Cães drogados e abandonados em Loures

"Há duas semanas foram encontrados cães mortos por envenenamento no concelho, mas não se sabe a que se deveu, nem se está associado a isto," recordou Ana Sousa, presidente da associação "Chão dos Bichos", que denunciou esta situação.

Dezassete cães foram drogados e largados em descampados no concelho de Loures, no distrito de Lisboa, disse esta segunda-feira a presidente da associação de defesa dos animais "Chão dos Bichos", Ana Sousa.

Segundo a responsável, que recebeu os animais na associação e lhes prestou cuidados, os cães foram largados no Bairro de Santo António, na freguesia de Camarate, Unhos e Apelação, e na Quinta do Mocho, na freguesia de Sacavém e Prior Velho.

A presidente da associação, Ana Sousa, explicou que em causa estão "cães de uma matilha do bairro de São Francisco", que "apareceram a cambalear numa noite de quinta para sexta-feira".

Uns deles foram largados "no Bairro de Santo António, onde foram encontrados nove cães [oito machos e uma fêmea] e foi enviada uma voluntária", indicou. Os restantes oito cães foram largados na Quinta do Mocho.

A presidente recordou que "há duas semanas foram encontrados cães mortos por envenenamento no concelho, mas não se sabe a que se deveu, nem se está associado a isto".

"Neste caso, em que não se registou nenhum óbito, achamos que os cães foram drogados para algum propósito, mas que não correu como era previsto e então foram 'largados'", acrescentou.

"Infelizmente a crueldade humana não pára de nos surpreender," lamentou a Associação "Chão dos Bichos" nas redes sociais.

Dada a distância existente entre os locais de abandono e o local onde está localizada a matilha, Ana Sousa acredita que "a ideia do cuidador não seria abandonar os cães para que eles não voltassem, caso contrário eles não seriam largados nestes locais".

Os animais receberam os respetivos cuidados por parte da associação, mas, tendo em conta a situação "muito frágil" em que o "Chão dos Bichos" se encontra, teve de os entregar ao seu cuidador, não podendo abrigá-los.

A situação foi reportada pela associação ao Departamento de Proteção da Defesa Animal da PSP de Lisboa, mas "não houve investigação porque, segundo eles, não haviam evidências suficientes para isso", salientou.

A Câmara Municipal de Loures também foi contactada pela associação e a informação recebida foi de que nada podiam fazer porque o canil municipal se encontra sobrelotado, indicou a presidente.

Apesar das tentativas por parte da associação em mostrar a gravidade da situação através de vídeos e fotografias, a câmara, que possui uma veterinária municipal, apenas explicou que se "deveria levar um cão para exames e testes na Universidade Lusófona", mas nessa altura "os cães já estavam acordados", acrescentou.

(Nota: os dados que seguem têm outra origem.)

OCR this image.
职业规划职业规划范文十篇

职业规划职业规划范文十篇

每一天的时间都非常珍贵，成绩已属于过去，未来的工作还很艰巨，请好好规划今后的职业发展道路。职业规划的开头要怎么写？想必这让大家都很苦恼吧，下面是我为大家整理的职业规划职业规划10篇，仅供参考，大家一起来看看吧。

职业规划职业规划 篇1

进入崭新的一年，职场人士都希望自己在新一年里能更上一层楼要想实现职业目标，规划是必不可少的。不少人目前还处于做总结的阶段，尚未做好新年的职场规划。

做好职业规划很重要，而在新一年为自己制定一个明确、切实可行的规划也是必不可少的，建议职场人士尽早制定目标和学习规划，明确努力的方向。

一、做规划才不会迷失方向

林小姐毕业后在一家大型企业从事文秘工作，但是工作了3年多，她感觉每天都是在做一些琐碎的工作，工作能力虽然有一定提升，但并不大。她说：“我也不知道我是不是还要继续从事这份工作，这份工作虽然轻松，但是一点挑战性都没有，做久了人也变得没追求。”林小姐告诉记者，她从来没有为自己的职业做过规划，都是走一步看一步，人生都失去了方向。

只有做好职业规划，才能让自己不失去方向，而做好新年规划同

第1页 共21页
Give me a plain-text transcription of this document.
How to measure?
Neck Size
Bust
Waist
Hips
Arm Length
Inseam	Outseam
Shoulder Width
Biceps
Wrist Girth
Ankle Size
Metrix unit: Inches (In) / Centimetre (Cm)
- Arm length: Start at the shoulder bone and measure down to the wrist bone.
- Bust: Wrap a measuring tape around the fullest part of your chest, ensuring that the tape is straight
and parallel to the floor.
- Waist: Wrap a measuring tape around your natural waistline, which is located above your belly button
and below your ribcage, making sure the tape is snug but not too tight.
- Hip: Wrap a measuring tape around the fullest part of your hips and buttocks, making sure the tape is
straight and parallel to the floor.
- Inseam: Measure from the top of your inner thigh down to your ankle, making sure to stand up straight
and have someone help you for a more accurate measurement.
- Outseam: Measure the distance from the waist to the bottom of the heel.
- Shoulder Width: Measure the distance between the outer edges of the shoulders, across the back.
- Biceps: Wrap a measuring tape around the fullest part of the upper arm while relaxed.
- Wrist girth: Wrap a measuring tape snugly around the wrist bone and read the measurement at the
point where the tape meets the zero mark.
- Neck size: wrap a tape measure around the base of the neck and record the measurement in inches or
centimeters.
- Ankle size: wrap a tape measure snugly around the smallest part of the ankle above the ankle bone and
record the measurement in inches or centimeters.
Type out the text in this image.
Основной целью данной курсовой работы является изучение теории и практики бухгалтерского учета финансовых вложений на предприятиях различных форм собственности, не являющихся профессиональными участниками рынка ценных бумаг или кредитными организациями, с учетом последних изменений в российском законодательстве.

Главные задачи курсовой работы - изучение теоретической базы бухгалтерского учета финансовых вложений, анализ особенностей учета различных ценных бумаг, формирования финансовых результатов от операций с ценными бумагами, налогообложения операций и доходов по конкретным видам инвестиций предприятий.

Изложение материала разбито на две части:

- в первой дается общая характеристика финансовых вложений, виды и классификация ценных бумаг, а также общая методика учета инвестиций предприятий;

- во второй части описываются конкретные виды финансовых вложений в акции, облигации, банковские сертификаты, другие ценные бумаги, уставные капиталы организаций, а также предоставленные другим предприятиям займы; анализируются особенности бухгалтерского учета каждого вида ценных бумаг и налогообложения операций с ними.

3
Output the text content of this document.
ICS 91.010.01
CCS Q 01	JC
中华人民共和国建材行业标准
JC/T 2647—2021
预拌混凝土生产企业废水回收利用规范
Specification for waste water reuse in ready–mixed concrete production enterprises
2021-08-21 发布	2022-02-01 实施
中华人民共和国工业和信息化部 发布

A Câmara de Loures disse que esta situação "foi resultado de uma ação ilegal de abandono, em que a técnica utilizada foi a sedação dos animais" e, "por configurar um crime punível, será reportada às autoridades".

Segundo o município, o Centro de Recolha Oficial (CRO) está de facto lotado, mas estão já "em fase de conclusão os procedimentos para a empreitada de alargamento das atuais instalações no que respeita ao alojamento de canídeos, que permitirá um aumento da capacidade atual em 50%, mas também a criação da valência de gatil, até hoje inexistente".

Além destes investimentos, com implementação no primeiro semestre deste ano, está contemplado no Orçamento para 2019 a verba necessária para o desenvolvimento de um novo CRO no município de Loures.

O dirigente nacional do Bloco de Esquerda e candidato à Câmara Municipal de Loures nas últimas eleições autárquicas, Fabian Figueiredo, já pediu esclarecimentos à câmara, afirmando ser "lamentável a incapacidade política com que os assuntos relacionados com os animais são tratados no concelho de Loures". "Esta situação é mais uma prova dessa falta de competência", frisou.

"Há animais a serem assassinados no concelho, o executivo autárquico tem adiado sucessivamente a construção do novo CRO e falhou em encontrar uma solução para a associação Chão dos Bichos" nesta situação, indicou Fabian Figueiredo.